Thanks again for your patience. Your answers are helping us to steadily move forwards in solving this mystery. :smileycool:
Cheers,
--
Darius
Thanks for doing that experiment, P@olo. I guess you can move the drive back to the Firewire port again now that we know that it did not affect the problem.
Next step: Could you please follow these instructions to run Apple Hardware Test on your MacBook and see if that reports any errors? At this point, I suspect that one of the memory modules in your MacBook is defective. It's still possible that it's a software problem, but the panic reports you have provided indicate a very specific failure that I have not seen anywhere else, so at this point it would seem most likely to be a hardware problem unique to your MacBook.

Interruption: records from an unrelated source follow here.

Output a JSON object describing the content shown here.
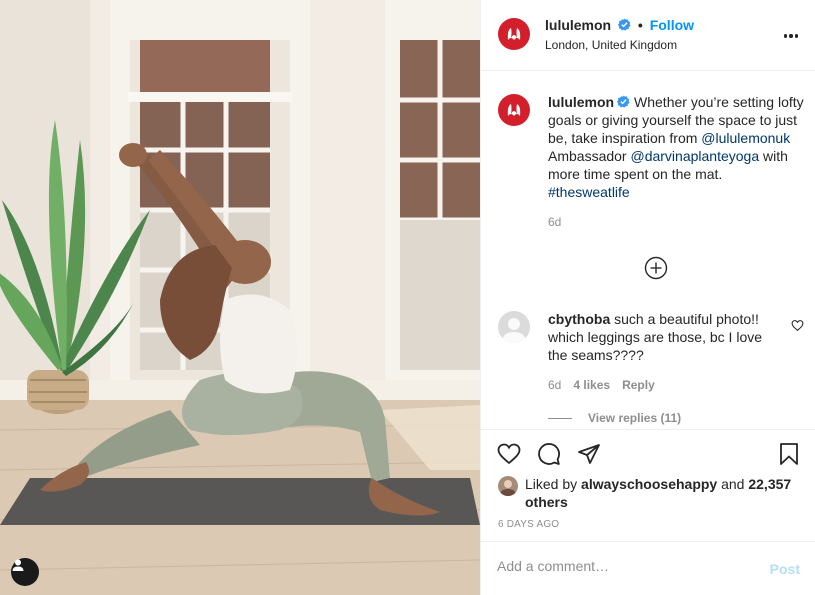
{
  "post": {
    "account": {
      "username": "lululemon",
      "verified": true,
      "follow_label": "Follow",
      "location": "London, United Kingdom"
    },
    "caption": {
      "username": "lululemon",
      "text_before": "Whether you’re setting lofty goals or giving yourself the space to just be, take inspiration from ",
      "mention_1": "@lululemonuk",
      "text_middle": " Ambassador ",
      "mention_2": "@darvinaplanteyoga",
      "text_after": " with more time spent on the mat. ",
      "hashtag": "#thesweatlife",
      "age": "6d"
    },
    "comment": {
      "username": "cbythoba",
      "text": "such a beautiful photo!! which leggings are those, bc I love the seams????",
      "age": "6d",
      "likes": "4 likes",
      "reply_label": "Reply",
      "view_replies": "View replies (11)"
    },
    "likes": {
      "prefix": "Liked by",
      "user": "alwayschoosehappy",
      "joiner": "and",
      "others": "22,357 others"
    },
    "date": "6 DAYS AGO",
    "add_comment": {
      "placeholder": "Add a comment…",
      "post_label": "Post"
    }
  },
  "colors": {
    "brand_red": "#d31f2c",
    "link_blue": "#0095f6",
    "mention_blue": "#00376b",
    "muted": "#8e8e8e"
  },
  "icons": [
    "lululemon-logo-icon",
    "verified-badge-icon",
    "more-options-icon",
    "load-more-icon",
    "heart-icon",
    "comment-icon",
    "share-icon",
    "bookmark-icon",
    "tag-user-icon"
  ]
}
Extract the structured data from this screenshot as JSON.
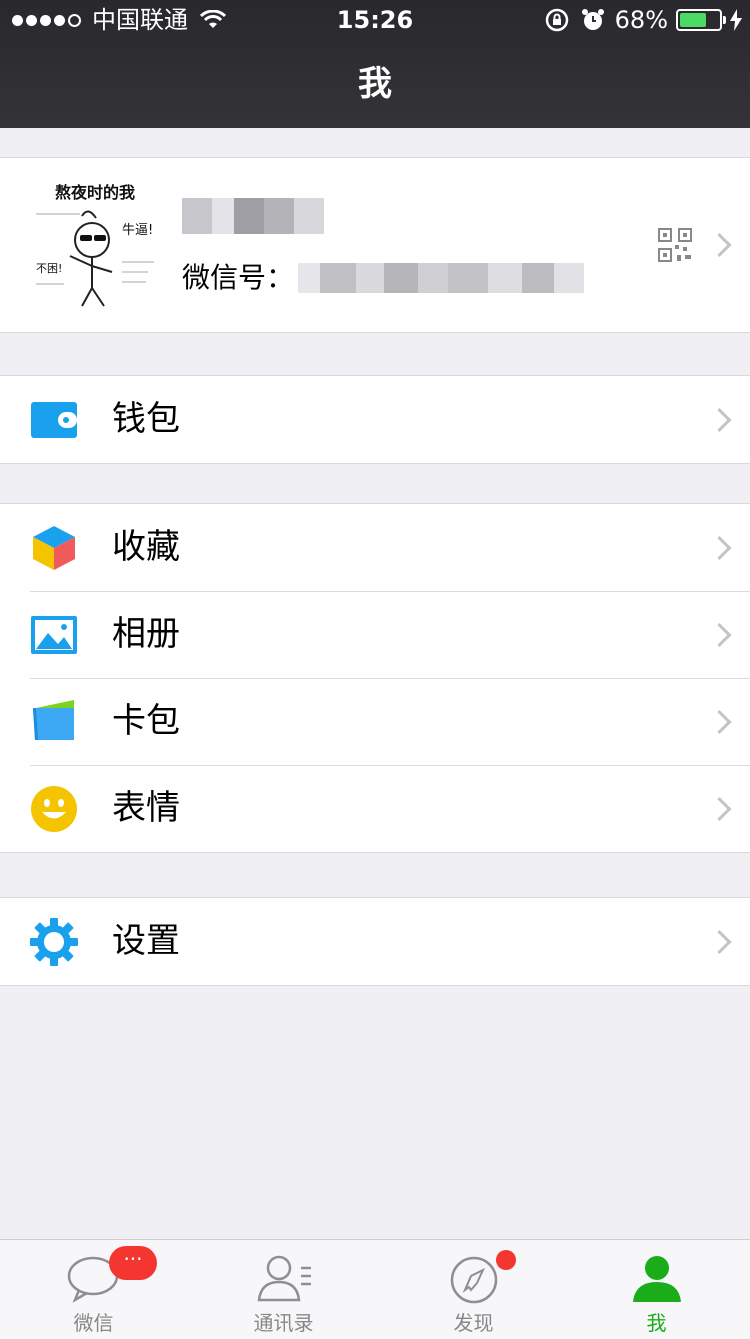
{
  "status_bar": {
    "signal_dots": 5,
    "signal_filled": 4,
    "carrier": "中国联通",
    "time": "15:26",
    "battery_text": "68%",
    "battery_level": 0.68
  },
  "header": {
    "title": "我"
  },
  "profile": {
    "avatar_caption": "熬夜时的我",
    "avatar_bubble_1": "牛逼!",
    "avatar_bubble_2": "不困!",
    "wechat_id_label": "微信号："
  },
  "menu": {
    "wallet": "钱包",
    "favorites": "收藏",
    "album": "相册",
    "cards": "卡包",
    "stickers": "表情",
    "settings": "设置"
  },
  "tabbar": {
    "chats": {
      "label": "微信",
      "badge": "···"
    },
    "contacts": {
      "label": "通讯录"
    },
    "discover": {
      "label": "发现"
    },
    "me": {
      "label": "我"
    }
  },
  "colors": {
    "nav_bg": "#2e2e32",
    "page_bg": "#efeff4",
    "accent_green": "#1aad19",
    "badge_red": "#f43530",
    "icon_blue": "#1aa1ee",
    "emoji_yellow": "#f5c400"
  }
}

The nature of the failure is such that an AHT (Apple Hardware Test) failure might indicate that a hardware problem exists, but an AHT pass will not necessarily prove that the system is OK... it might require many runs of AHT (and perhaps a different, more intensive memory test) to rule out defective RAM as the cause.
Hopefully the document I linked above will explain the AHT process, but do feel free to ask if there's anything you're not sure about.